A obra é permanente porque a voz que a impulsiona é única
e se apresenta interminável desde a sua origem irrevelada.
O interminável na linguagem poética demonstra ser aquilo que
imprime nas palavras e nos ligamentos entre elas o sopro absoluto
da continuidade, aquele impulso primordial que só se interrompe
quando realiza plenamente suas formas, para ser retomado logo
adiante, ao se virar a página e os olhos.
As
trocas corpóreas
Duas idéias
de Georges Bataille sobre a poesia: ela chega ao mesmo ponto
que o erotismo; ela leva ao impossível. Não é o que aspira
toda grande poesia, ao menos desde Baudelaire: dar forma e
corporeidade sonora ao impossível, àquilo que subsiste imanente
na relação entre o homem e as coisas? Ou nas palavras deste
último: "Mergulhar ao fundo do abismo, Inferno ou Céu, não
importa / Ao fundo do Desconhecido para encontrar o novo!"?
O novo, o
mais caro valor da modernidade, é a forma que a poesia adquire
ao sondar o impossível.
A rigor,
o "novo" é o que nos permite atualizar as relações entre a
linguagem e as coisas para potencializá-las, e restaurar o
sentido do ser. Só então ele é "nomeado" pela poesia, só aí
recebe carnação vigorosa.
Na poética
de Herberto Helder, esse procedimento é tal que os signos
do corpo qualificam entidades abstratas e os elementos da
linguagem são por sua vez corporificados. Em suma: é de uma
troca corpórea que se trata, pois "Na frase vejo os fulcros
da pessoa". (...) "a frase que é uma pálpebra viva".
Recurso de
grande efeito, pois dá voz aos seres do poema, tornando-os
referências concretas nas relações entre as coisas e as
palavras. É um rudimento de metalinguagem que entra nessa
operação, mas apenas alguns elementos essenciais que
simbolizam o "falar consigo mesma" da linguagem
incorporando o mundo todo em sua rede. Os termos mais comuns
desse léxico são: "poema", "frase", "palavra",
"forma", "imagem", e derivados, por contaminação
metonímica, como "boca", "mãos", "olhos", "língua",
"voz" e "silêncio".
Assim, o poeta diz: "Escrevi a imagem que era a
cicatriz de outra imagem. / A mão experimental
transtornava-se ao serviço / escrito / das vozes". Ou
ainda: "Pratiquei a minha arte de roseira: a fria inclinação
das rosas contra os dedos / iluminava em baixo / as
palavras".
O recurso
é conhecido em poesia, mas ressurge de modo pessoal em Helder,
que cria uma trama ambivalente (e sinestésica) na qual a linguagem
se remete às coisas e as coisas à linguagem de modo obsessivo,
e o poema se mostra um ser vivo que respira, dono de um corpo
transparente onde podemos ver as relações entre as palavras
e as coisas, as quais, nos levam a outras e assim por diante,
irradiando sentidos na ilusão do infinito e na sugestão da
continuidade. O poema identifica-se ao mesmo tempo ao mundo
e à linguagem, no exato instante de sua fusão no ser. Vê-se
que é o próprio poema que se assume como sujeito da enunciação.

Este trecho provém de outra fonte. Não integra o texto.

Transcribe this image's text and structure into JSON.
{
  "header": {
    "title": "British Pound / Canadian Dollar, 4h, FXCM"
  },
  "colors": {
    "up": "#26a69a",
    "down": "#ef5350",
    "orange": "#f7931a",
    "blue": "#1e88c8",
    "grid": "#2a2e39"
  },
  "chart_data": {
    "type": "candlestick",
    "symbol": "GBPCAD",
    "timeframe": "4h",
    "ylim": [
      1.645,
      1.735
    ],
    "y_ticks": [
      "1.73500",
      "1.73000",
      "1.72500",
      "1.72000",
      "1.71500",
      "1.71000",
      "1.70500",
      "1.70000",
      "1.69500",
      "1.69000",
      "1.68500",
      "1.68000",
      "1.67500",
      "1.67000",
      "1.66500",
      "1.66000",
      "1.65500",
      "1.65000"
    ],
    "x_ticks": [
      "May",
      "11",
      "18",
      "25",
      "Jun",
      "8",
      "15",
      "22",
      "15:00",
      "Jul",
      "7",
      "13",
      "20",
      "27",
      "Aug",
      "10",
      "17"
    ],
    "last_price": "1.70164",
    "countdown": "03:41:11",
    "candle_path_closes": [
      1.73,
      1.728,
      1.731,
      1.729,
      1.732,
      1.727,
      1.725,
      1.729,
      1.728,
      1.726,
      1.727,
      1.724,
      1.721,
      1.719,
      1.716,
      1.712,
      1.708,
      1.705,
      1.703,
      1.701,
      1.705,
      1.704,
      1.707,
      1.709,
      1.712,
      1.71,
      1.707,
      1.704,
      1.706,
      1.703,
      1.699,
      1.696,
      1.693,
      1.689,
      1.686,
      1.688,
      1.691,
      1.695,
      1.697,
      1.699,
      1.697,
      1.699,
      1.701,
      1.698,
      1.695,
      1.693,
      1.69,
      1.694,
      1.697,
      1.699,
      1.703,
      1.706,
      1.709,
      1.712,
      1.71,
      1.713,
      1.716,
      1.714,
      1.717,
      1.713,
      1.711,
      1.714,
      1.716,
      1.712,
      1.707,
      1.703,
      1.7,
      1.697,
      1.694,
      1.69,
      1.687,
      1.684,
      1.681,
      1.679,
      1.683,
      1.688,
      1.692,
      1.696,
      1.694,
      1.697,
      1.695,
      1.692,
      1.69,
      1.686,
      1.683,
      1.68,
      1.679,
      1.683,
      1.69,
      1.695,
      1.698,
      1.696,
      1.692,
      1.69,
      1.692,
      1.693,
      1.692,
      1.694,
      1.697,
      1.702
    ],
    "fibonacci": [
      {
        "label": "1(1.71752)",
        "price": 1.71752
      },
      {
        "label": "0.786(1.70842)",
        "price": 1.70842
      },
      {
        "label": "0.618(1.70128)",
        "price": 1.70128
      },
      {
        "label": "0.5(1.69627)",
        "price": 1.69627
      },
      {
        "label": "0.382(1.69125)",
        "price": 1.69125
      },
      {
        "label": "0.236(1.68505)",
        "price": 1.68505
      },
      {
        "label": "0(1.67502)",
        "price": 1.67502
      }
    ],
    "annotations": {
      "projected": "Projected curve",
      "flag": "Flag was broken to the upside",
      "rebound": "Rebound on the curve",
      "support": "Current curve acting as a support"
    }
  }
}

Mas evidentemente como máscara, como efeito. Véu e transparência,
carne e letra, tinta e sangue, as substâncias dessa trama
ficcional. E o que se representa de "ficção" aqui, diga-se
de passagem, é meramente o seu efeito (que em outros casos
nos levaria a pensar em paródia ou estilização), como um
simulacro do relato e do sonho da presença referencial
concernentes aos procedimentos da prosa.
O que faz
o poeta é nomear o fluxo, o impulso criador, com essas entidades,
para que se possa visualizá-lo. O que nos faz pensar que a
poesia é um fluxo que condensa no corpo simbólico do poeta
o ser da linguagem e das coisas, e que só nos chega como efeito.

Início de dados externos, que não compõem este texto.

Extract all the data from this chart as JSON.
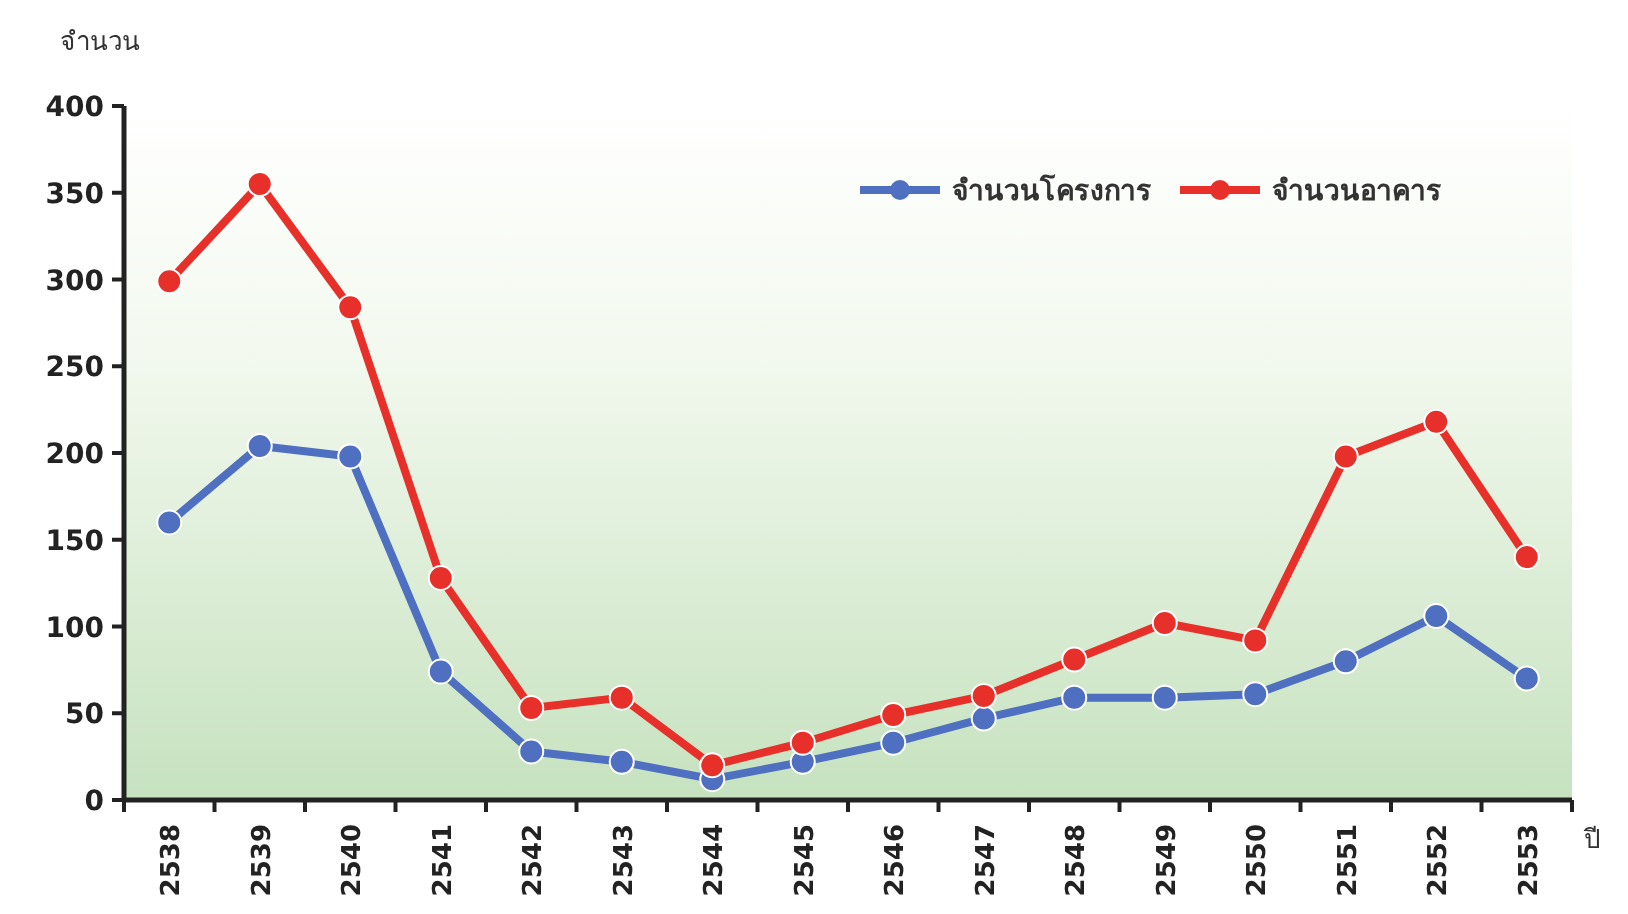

Um corpo de tinta e sangue que nos entra pelos olhos; um ser
por onde entramos e saímos, e que, ao percorrê-lo, sabemos
que todo o percurso é realizado no interior de nós mesmos,
nesse entrelaçamento de substâncias incorpóreas, nessa relação
ambivalente, em que trocamos com o Outro identidades e diferenças,
e que ao final das sucessivas leituras, ou no recomeço de
uma nova experiência com as palavras, temos a impressão de
que, não sendo mais quem somos, nos sentimos, contudo, cada
vez mais perto de nós mesmos.
Talvez o
"novo" em poesia, em literatura, seja o ponto cintilante em
que se cruzam, se aglutinam, se mesclam, a carne do poeta
e a carne do mundo, como uma "maneira de pôr os dedos / sobre
a escrita impossível". Um modo de atualizar em linguagem a
presença do indizível, do que agora mesmo nos chega na surdina
e nos toca, nos surpreende, sem que possamos vê-lo.
O poema é
o acontecimento que revela esse encontro à sua época, e que
assim fazendo, na melhor das hipóteses, pode tornar-se um
legado de todas as épocas.
O
reino das imagens
Há um
substrato em poesia que se faz corpo e luz, sendo o destino
formal das palavras: a imagem.
A imagem,
numa definição de Yves Bonnefoy (Lieux et destins
de l'image. Paris, Seuil, 1999, p. 26), "esta
impressão da realidade enfim plenamente encarnada"*; ou ainda
no sentido que entendia Baudelaire (citado por Bonnefoy):
"O culto das imagens, minha grande, minha única, minha primitiva
paixão" (Idem, ibidem.).
A imagem
é um produto das palavras, seu efeito plástico, enquanto o
poema é o devir da imagem. Quando a escrita atinge essa dimensão,
sai de um plano mais abstrato e nos "devolve" a realidade,
ainda que transfigurada pelo poeta.
"Leopardos
vivos debaixo das coroas, e os leões que alguém / soprou na
boca. Como descem o ar / e a água das montanhas, como / se
embrenham pelas árvores sangrando no escuro - e saem / ao
reluzir dos dedos e aos cantos roucos, nas áfricas". Ou então:
"canta até te mudares em azul / ou estrela electrocutada".
A realidade
transfigurada é essa deformação de sentido que nos permite
vislumbrar as possibilidades do real levado às últimas conseqüências.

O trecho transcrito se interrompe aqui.